05

繋いだ手をぎゅっと握られた。心臓がバクバクと音を立てて耳鳴りのようにうるさい。もしかして私、すごく緊張してる?一也くんの纏う雰囲気に耐えきれなくて何故だか恥ずかしくて、彼から視線を逸らした。

「そういえば俺、なまえさんに文句言いたいことがあるんだけど」

「な、何かな?」

「前会った時は家から通える大学に行くって言ってたのに、何で遠くの大学に行ってんの?」

「一也くん、それは私の一存ではどうしようもなかったんだよ…」

「こっちの大学落ちたの?」

「ううん。頑張り過ぎて成績上がっちゃって、うっかり遠くの大学に入ることになった」

担任の先生からの圧力に勝てなかったと白状すると、バカなのか賢いのかどっちかにしてと呆れられてしまった。そんなため息をつかないていただきたい。

「あ、でもほら、関西だから甲子園観に行けるよ!電車でわりと近いし。だから一也くんが甲子園に出たらいいと思う」

「…そういう問題じゃないんだけど。なまえさんに約束を反故にされてんだけどなー、俺」

何とか適当に丸め込めないかなと思ったものの、案外根深くその恨みが残っているようで一也くんはぶすっと不機嫌になってしまった。というより、私が試合観に行くって言ったのをそんなに大事な約束だと思ってくれているとは。ちょっと感動。
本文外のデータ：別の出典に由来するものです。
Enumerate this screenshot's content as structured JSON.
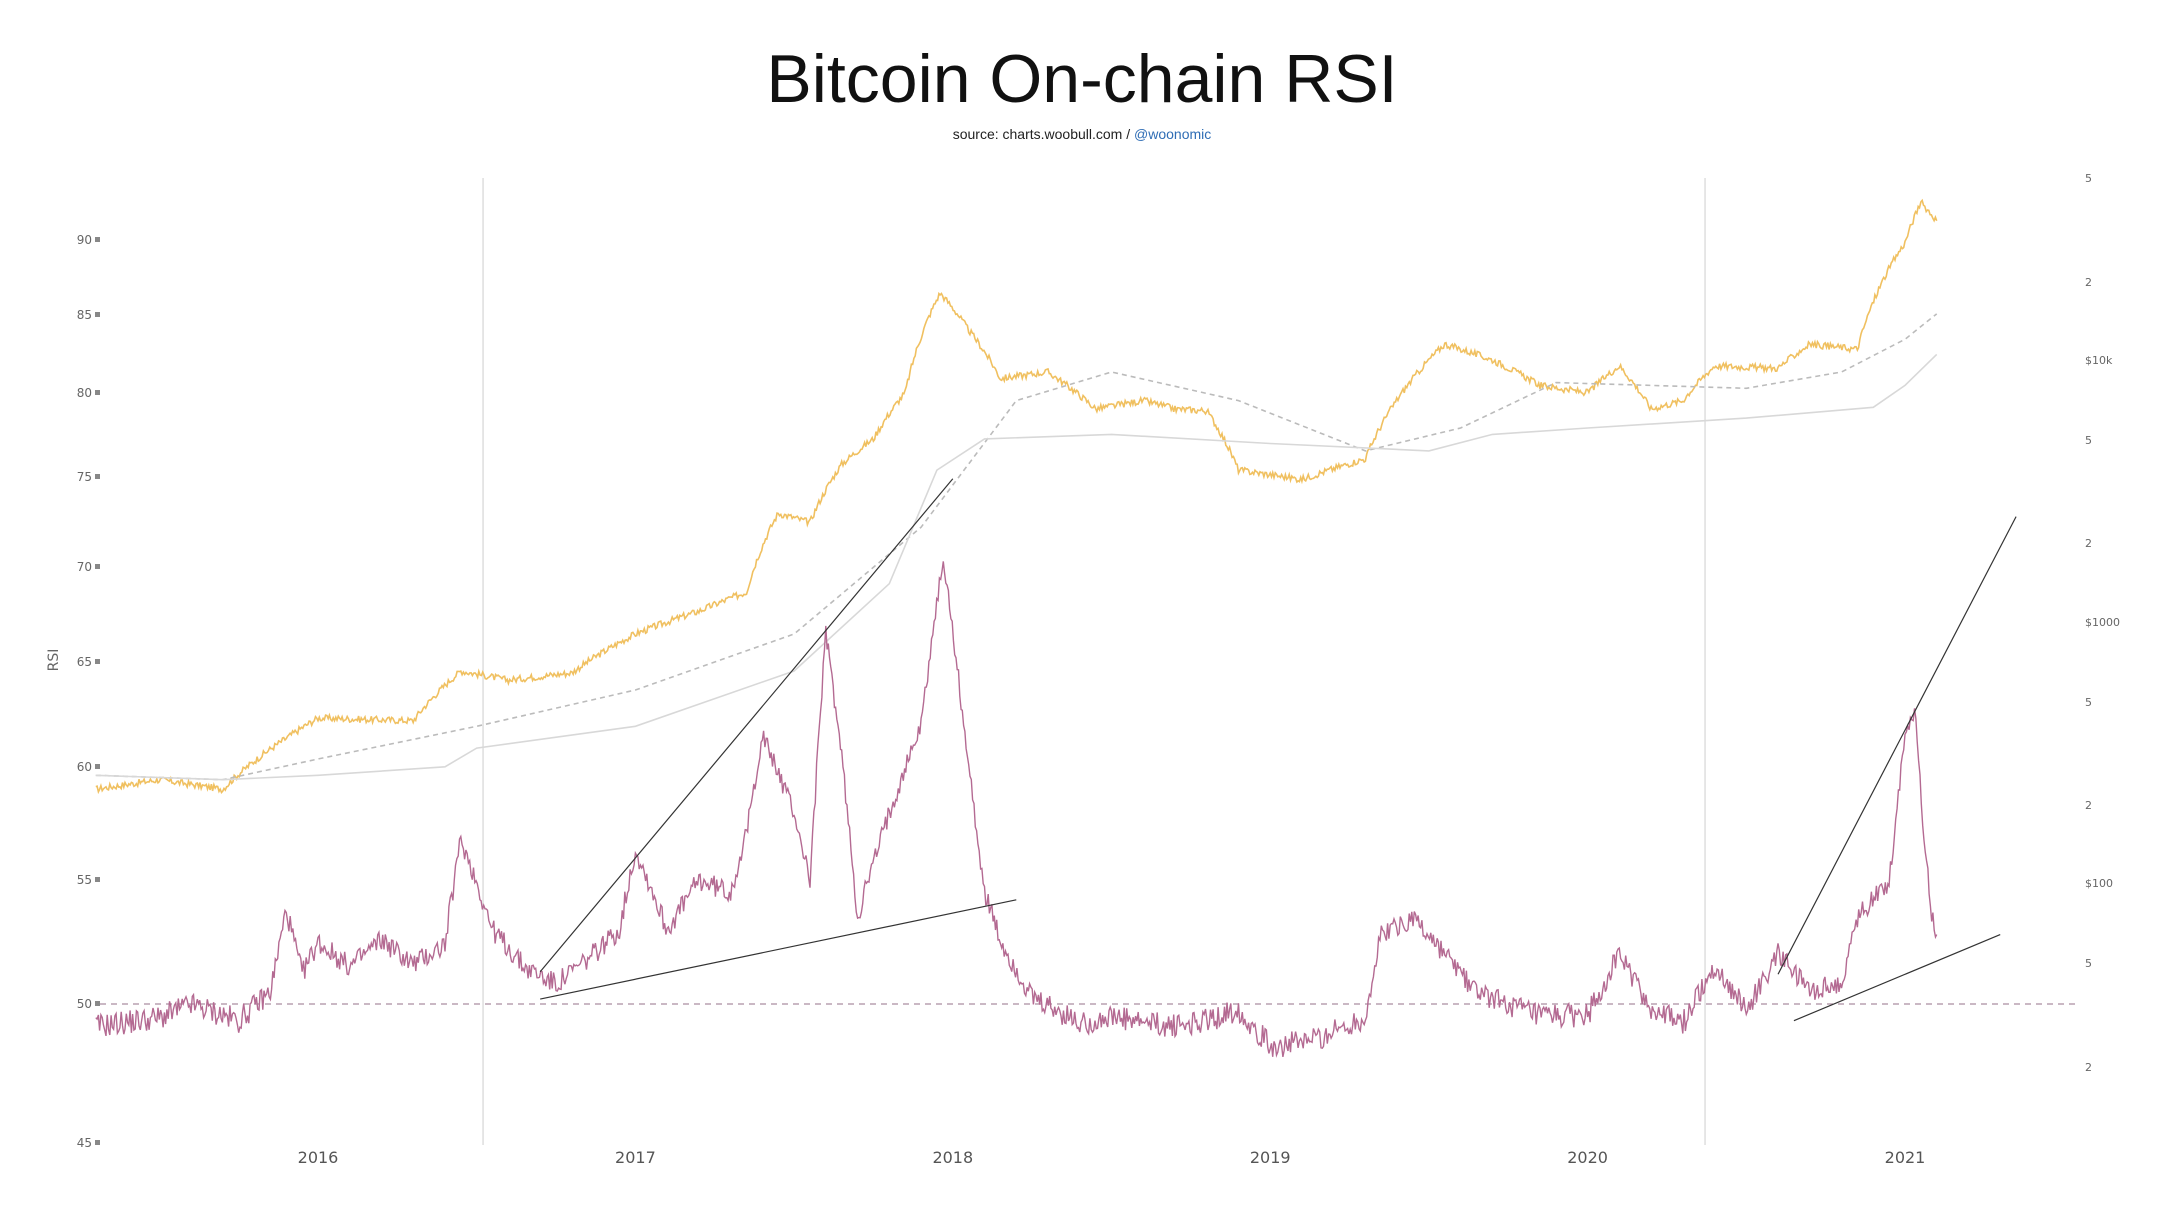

「そりゃ、なまえさんが野球に興味持ってくれるの嬉しいし。何だかんだ幼馴染みのようで3つも歳が違うと関わり薄いから、どうにか糸口を見つけたかったんだよな」

「…糸口って?」

「なまえさんと一緒にいる口実」

ちょっと不貞腐れたように唇を突き出しながら一也くんが言った。とてつもない爆弾発言だ。私と一緒にいる口実?私と一緒にいたいって、一也くんは思ってるの?おうむ返しにそう問えば、一也くんはぴたりと歩くのをやめて私に向き直った。風が私の髪の毛を乱暴に靡かせる。繋いだ手だけが温かい。

「一緒にいたいって、思ってもいい?」

今度は確信できる。一也くんの頬が赤いのは寒さのせいじゃない。遠慮がちに紡がれた言葉とゆらゆら揺れる瞳は一也くんの不安を表しているようだ。
一方の私はといえば、一也くんにそんなことを言われて平気なはずもなく、一瞬で沸騰したように顔に熱が集まった。

「年下だし恋愛対象になるのかもわかんねーけど、俺はずっとなまえさんが好きだった」

好きだった。何となく雰囲気からそう言われる気はして身構えていたのだが、実際一也くんの口からその言葉を聞くと、そのとんでもない破壊力に胸を撃ち抜かれた。そんなのずるい。

「ずっと、って?」

「ずっと前。なまえさんはずっと俺の憧れのお姉さんで、初恋の相手」

言ってから、自信なさげにへにゃりと笑う一也くん。一也くんのそんな表情を見るのは初めてだった。彼はいつも勝ち気な表情で発言も堂々としているのに、今はその手がほんの少し震えてさえいる。初恋だなんてそんな可愛いことをこの歳になって言ってもらえるなんて思ってもみなかった。

じわりと温かい気持ちになった。傍で成長を見守ってきた。時には心配になることもあったけど一也くんは大きくなった。そしていつのまにか、私の知らない男の人になっていた。そんな一也くんを恋愛対象として見てるかどうかって?

「もう、かっこよく見えて仕方ないんだけど…どうしたらいい?」

「なまえさん…」

「一応成人したんだけど、高校生に手出して大丈夫かな?」

「合意の上なら問題ないでしょ」

ぐっと握る手に力が込められる。私も緊張していたのか、手のひらがじっとりと汗ばんでいることに気が付いた。「好きだよ」と囁けば一也くんは唇を噛んでぐっと眉根を寄せた。何だか泣きそうなのを堪えてる表情みたいだ。

「今どんな気持ち?」

「初恋って叶うんだって驚いてる」

ちょっと放心したように呟く一也くんが可愛くて笑えば、つられて一也くんも特大の笑顔を見せてくれた。

こうして私たちは、恋人同士になりました。